Through automation and artificial intelligence, large amounts of data can be processed many thousand times faster than via humans. This carries a huge potential for cost savings and faster time to market.
Additionally, some work previously executed partially only or not done at all (like tagging huge amounts of generated content) now gets finally done, increasing the general availability of content.
Samples of AI & Automation
- Auto-tagging of images, videos, documents and virtual content
- Transcribing audio and video, making it searchable
- Matching content with e.g. names of products or people
- Grouping or categorizing content based on similarities
- Connecting e.g. images with documents they are used in
- Detecting sensitive content (e.g. personal data) for approval
- Detecting duplicate content for easier cleanup
- Enriching content with additional contextual information
- Offer context when searching or tagging
- Suggesting related content based on searches
- Publishing of approved content, or archiving
- Processing or conversion of content based on activities
Limitations of Automation
However promising automation, Artificial Intelligence (AI) and Machine Learning (ML) generally are, nothing still outperforms the human brain when it comes to solving problems that are non-repetitive and require creative and “outside the box” thinking.
For example, auto-tagging content with generic keywords can provide very accurate matches for some categories of content such as stock images but it usually fails for more specialized content like particular products of a vendor, or content that requires context such as “company x CEO experimenting with technology when he was 10 years old”.
While it’s relatively easy to tag content accurately with a large amount of generic terms, matching these terms to a more relevant and specific vocabulary with fewer terms is a big challenge: There is a tower and a bridge on an image, but how does the algorithm know the tower is made of specialty steel offered by the company under SKU number 562789?
In general, wrong use of automation and artificial intelligence can lead to improperly tagged content and wrong decisions, and raise users distrust of your content collections.
We strongly believe that effective and sustainable automation goes beyond the buzz of Artificial Intelligence (AI), Machine Learning (ML) and a set of APIs.
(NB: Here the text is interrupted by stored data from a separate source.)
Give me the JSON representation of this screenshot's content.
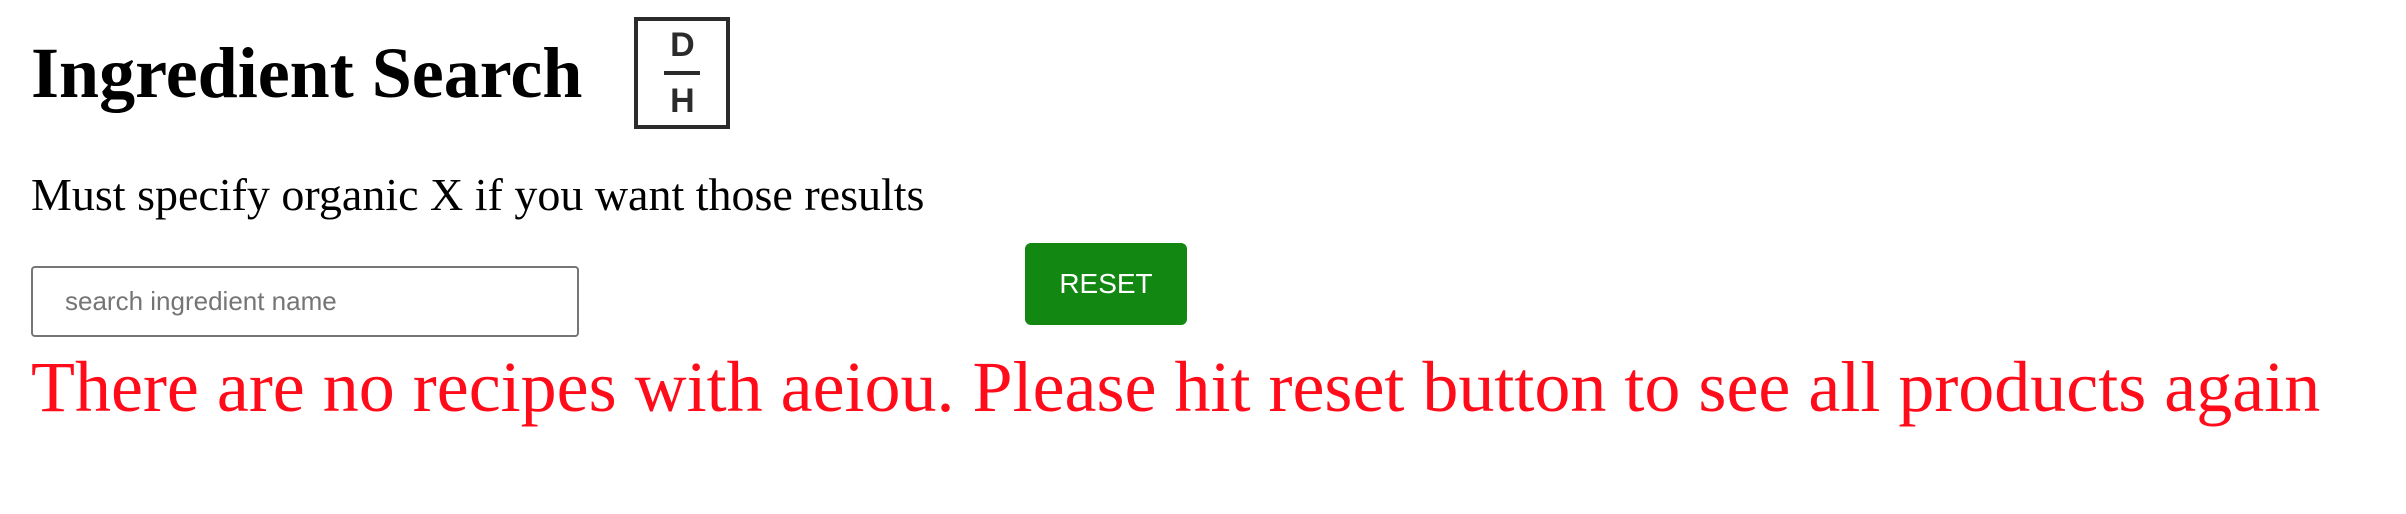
{
  "header": {
    "title": "Ingredient Search",
    "logo": {
      "top_letter": "D",
      "bottom_letter": "H"
    }
  },
  "notice": "Must specify organic X if you want those results",
  "search": {
    "placeholder": "search ingredient name",
    "value": ""
  },
  "reset_button": {
    "label": "RESET"
  },
  "error_message": "There are no recipes with aeiou. Please hit reset button to see all products again",
  "colors": {
    "reset_button_bg": "#128712",
    "error_text": "#ff0b1a",
    "logo_border": "#2b2b2b"
  }
}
At the cornerstone of success stands an intelligently designed information, process and system architecture with well organized and highly-structured data. Then, artificial and human intelligence must be applied where each scales best.
As a sample, while content categorized as “stock content” is fine to be tagged automatically so users find their “blue sky” images, product-alike content better takes data from the filename or embedded metadata and relates this to existing product lists. This requires standardization of file name or XMP conventions up-stream the digital content supply chain. You can’t forego doing this when aiming full automation with zero manual interaction required further downstream.
Good use of automation limits human labor to a minimum e.g. by processing “big data” and filtering it for manual human verification prior to publishing. For example, images with faces might require you to request consent of the pictured persons. Or content that is auto-tagged needs to be verified by a human user ticking off the wrong associations and adding tags where needed.
Designed for Automation
The Picturepark Content Platform has been designed for automation and the use of Artificial Intelligence (AI) and Machine Learning (ML) technologies. This isn’t done via a single feature but a set of capabilities working together:
- Strictly structured approach to content and metadata
- Adaptive Metadata for relevantly described and controlled content
- Semantic relationships for context-rich information and guidance
- API-first design and microservice architecture for connectivity and interoperability
- Adherence and enforcement of standards, including customer-defined ones
- REST API and SDKs with Livestream and Service provider framework
The Picturepark Content Platform enables you to integrate any other system as needed, and have them work together in highly automated ways.
Picturepark also features ready-made workflows for auto-tagging and processing images, videos and documents, and off-the-shelf Connectors for data exchange with other systems or workflow engines.